In general, the delivery of therapeutic substances to the surface of the eye has inherent difficulties because the washing action of the tear film removes much of the therapeutic substance. Typically, 90% or more of an ophthalmic drug in the form of an eye drop does not penetrate or adhere to the eye and is removed by tears through the lachrymal ducts.
Anionic therapeutic agents may lack affinity for the surface of an eye due to the anionic nature of the surface of the eye. Thus, the therapeutic effect provided by such agents may be short lived due to the rate at which the agent is flushed away from the eye. Attempts to solve this problem have resulted in the development of delivery systems for therapeutic agents. For example, U.S. Pat. No. 5,358,706 to Marlin et al. discloses a delivery system comprising a cationic polysaccharide in order to bind anionic therapeutic agents to the surface of the eye. Exemplary anionic therapeutic agents are glycosaminoglycans such as hyaluronic acid for the treatment of dry eye, as disclosed by Marlin et al. Synthetic anionic polymers have also been shown to be effective for the treatment of dry eye, for example, the carboxy vinyl polymers disclosed in U.S. Pat. No. 5,209,927 to Gressel et al. Combinations of cationic polymers (as delivery vehicles) with anionic therapeutic agents have also been used in the treatment of keratinous tissues such hair, skin and nails. See, for example, U.S. Pat. Nos. 4,913,743 and 4,767,463 to Brode et al.
U.S. Pat. No. 5,192,535 to Davis et al. discloses a topical ophthalmic medicament delivery method and system that employs carboxy vinyl polymers having certain physical properties that provide for the controlled, sustained release of medicaments after administration in drop form. The delivery system is designed to be administrable at a viscosity suitable for reliable drop dosages, but to substantially increase in viscosity after administration.
It is also possible to provide for the delivery of therapeutic agents with the aid of contact lenses as a delivery device, especially if the person being treated wears contact lenses anyway. Although not related to the delivery of a therapeutic agent, a variety of cationic compounds have been used to temporarily modify the surface properties of contact lens. For example, cationic polymers have been used in aqueous compositions for lubricating and cushioning rigid gas permeable (RGP) lenses. Since RGP lenses typically have an anionically charged surface, cationic polymers tend to associate with the lens surface and can remain associated for an extended period of time. Examples of such cationic polymer are the cationic cellulosic polymers described in U.S. Pat. Nos. 4,168,112 and 5,401,327 to Ellis et al. As indicated above, U.S. Pat. No. 5,358,706 discloses similar cationic polymers as delivery vehicles for therapeutic agents.
Other cationic compounds have also been used to modify the surface properties of contact lenses. For example, quaternary nitrogen-containing ethoxylated glycosides are described in U.S. Pat. No. 5,405,878 to Ellis et al for use in contact-lens care solutions. These compounds each comprise a cationic hydrophobic moiety attached to an ammonium ion and a hydrophilic moiety consisting of a polyethoxylated glycoside derivative, preferably an alkylated glycoside. It is believed that the cationic moiety associates with the negatively charged surface of a lens, while the hydrophilic moiety extends from the lens surface to maintain moisture near the lens surface.

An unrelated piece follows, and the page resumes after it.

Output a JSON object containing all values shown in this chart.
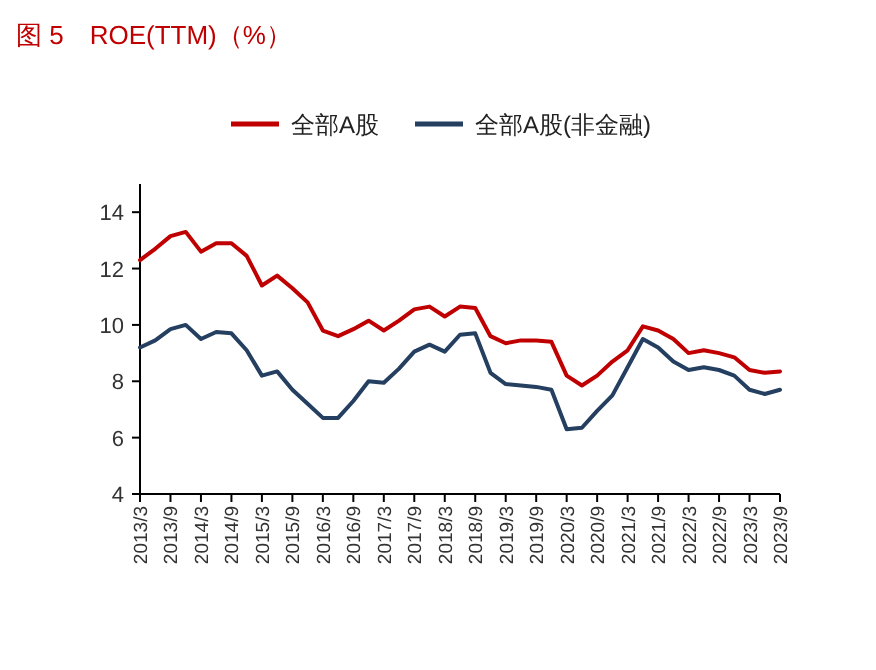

In administering therapeutic agents to the eye, a variety of factors, including consistency and accuracy of dosage, type and time of vision interference, ease of administration, and timing of delivery can be important. Prior ophthalmic delivery vehicles have suffered drawbacks in one or more respects and, in any case, improvement in performance is always desirable. New topical ophthalmic delivery systems for controlled, sustained release of therapeutic agents are, therefore, continually being developed. It is especially challenging to find an ophthalmic delivery vehicle that is safe and effective for human use and that does not have undesirable aide effects or cause undesirable interactions between components in a solution, particularly when limited to use in buffered solutions having osmolality values most common for in-eye solutions (typically from 270 to 330 mOsmols/kg).